Avoir beaucoup d'esprit est un terme équivoque. Il peut comprendre toutes les sortes d'esprit dont on vient de parler, mais il peut aussi n'en marquer aucune distinctement. On peut quelquefois faire paraître de l'esprit dans ce qu'on dit, sans en avoir dans sa conduite. On peut avoir de l'esprit et l'avoir bien borné. Un esprit peut être propre à de certaines choses, et ne l'être pas à d'autres; on peut avoir beaucoup d'esprit et n'être propre à rien, et avec beaucoup d'esprit on est souvent fort incommode.

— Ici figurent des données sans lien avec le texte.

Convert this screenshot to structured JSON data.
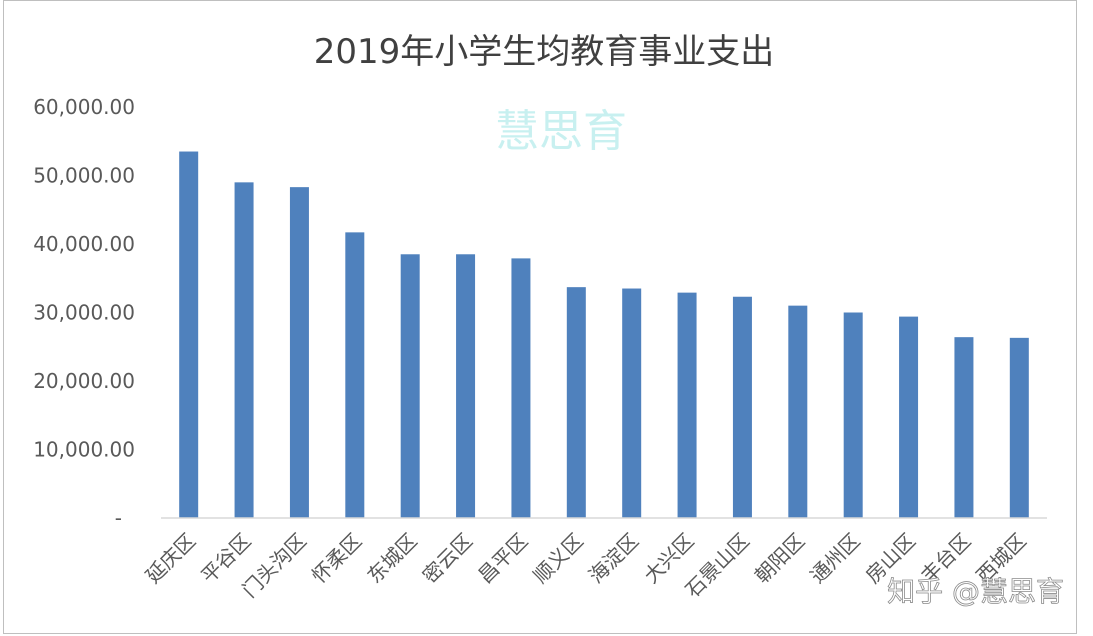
{
  "chart_data": {
    "type": "bar",
    "title": "2019年小学生均教育事业支出",
    "xlabel": "",
    "ylabel": "",
    "ylim": [
      0,
      60000
    ],
    "yticks": [
      "-",
      "10,000.00",
      "20,000.00",
      "30,000.00",
      "40,000.00",
      "50,000.00",
      "60,000.00"
    ],
    "grid": false,
    "legend": "none",
    "bar_color": "#4f81bd",
    "categories": [
      "延庆区",
      "平谷区",
      "门头沟区",
      "怀柔区",
      "东城区",
      "密云区",
      "昌平区",
      "顺义区",
      "海淀区",
      "大兴区",
      "石景山区",
      "朝阳区",
      "通州区",
      "房山区",
      "丰台区",
      "西城区"
    ],
    "series": [
      {
        "values": [
          53500,
          49000,
          48300,
          41700,
          38500,
          38500,
          37900,
          33700,
          33500,
          32900,
          32300,
          31000,
          30000,
          29400,
          26400,
          26300
        ]
      }
    ]
  },
  "watermarks": {
    "center": "慧思育",
    "corner": "知乎 @慧思育"
  }
}
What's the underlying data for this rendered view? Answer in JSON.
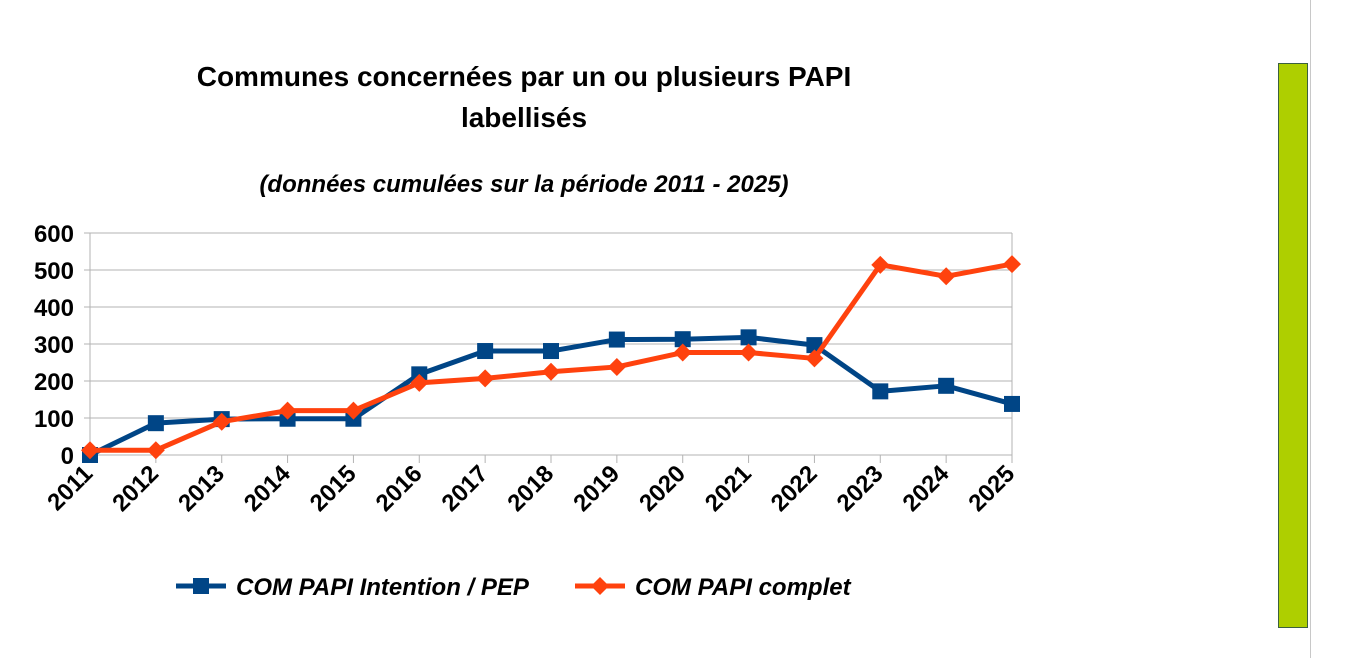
{
  "chart_data": {
    "type": "line",
    "title": "Communes concernées par un ou plusieurs PAPI labellisés",
    "title_lines": [
      "Communes concernées par un ou plusieurs PAPI",
      "labellisés"
    ],
    "subtitle": "(données cumulées sur la période 2011 - 2025)",
    "xlabel": "",
    "ylabel": "",
    "categories": [
      "2011",
      "2012",
      "2013",
      "2014",
      "2015",
      "2016",
      "2017",
      "2018",
      "2019",
      "2020",
      "2021",
      "2022",
      "2023",
      "2024",
      "2025"
    ],
    "ylim": [
      0,
      600
    ],
    "yticks": [
      "0",
      "100",
      "200",
      "300",
      "400",
      "500",
      "600"
    ],
    "grid": true,
    "legend_position": "bottom",
    "series": [
      {
        "name": "COM PAPI Intention / PEP",
        "color": "#004586",
        "marker": "square",
        "values": [
          0,
          86,
          97,
          98,
          98,
          218,
          281,
          281,
          312,
          313,
          318,
          297,
          172,
          187,
          138
        ]
      },
      {
        "name": "COM PAPI complet",
        "color": "#ff420e",
        "marker": "diamond",
        "values": [
          13,
          13,
          90,
          120,
          120,
          195,
          207,
          225,
          238,
          277,
          277,
          261,
          514,
          483,
          516
        ]
      }
    ]
  },
  "side_panel": {
    "accent_color": "#aecf00"
  }
}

Il semble néanmoins que le plus grand mérite de cette sorte d'esprit est de plaire quelquefois dans la conversation.

Bien que les productions d'esprit soient infinies, on peut, ce me semble, les distinguer de cette sorte.

Il y a des choses si belles, que tout le monde est capable d'en voir et d'en sentir la beauté.

Il y en a qui ont de la beauté, et qui ennuient.

Il y en a qui sont belles et que tout le monde sent, bien que tous n'en sachent pas la raison.

Il y en a qui sont si fines et si délicates, que peu de gens sont capables d'en remarquer toutes les beautés.

Il y en a d'autres qui ne sont pas parfaites, mais qui sont dites avec tant d'art, et qui sont soutenues et conduites avec tant de raison et tant de grâce, qu'elles méritent d'être admirées.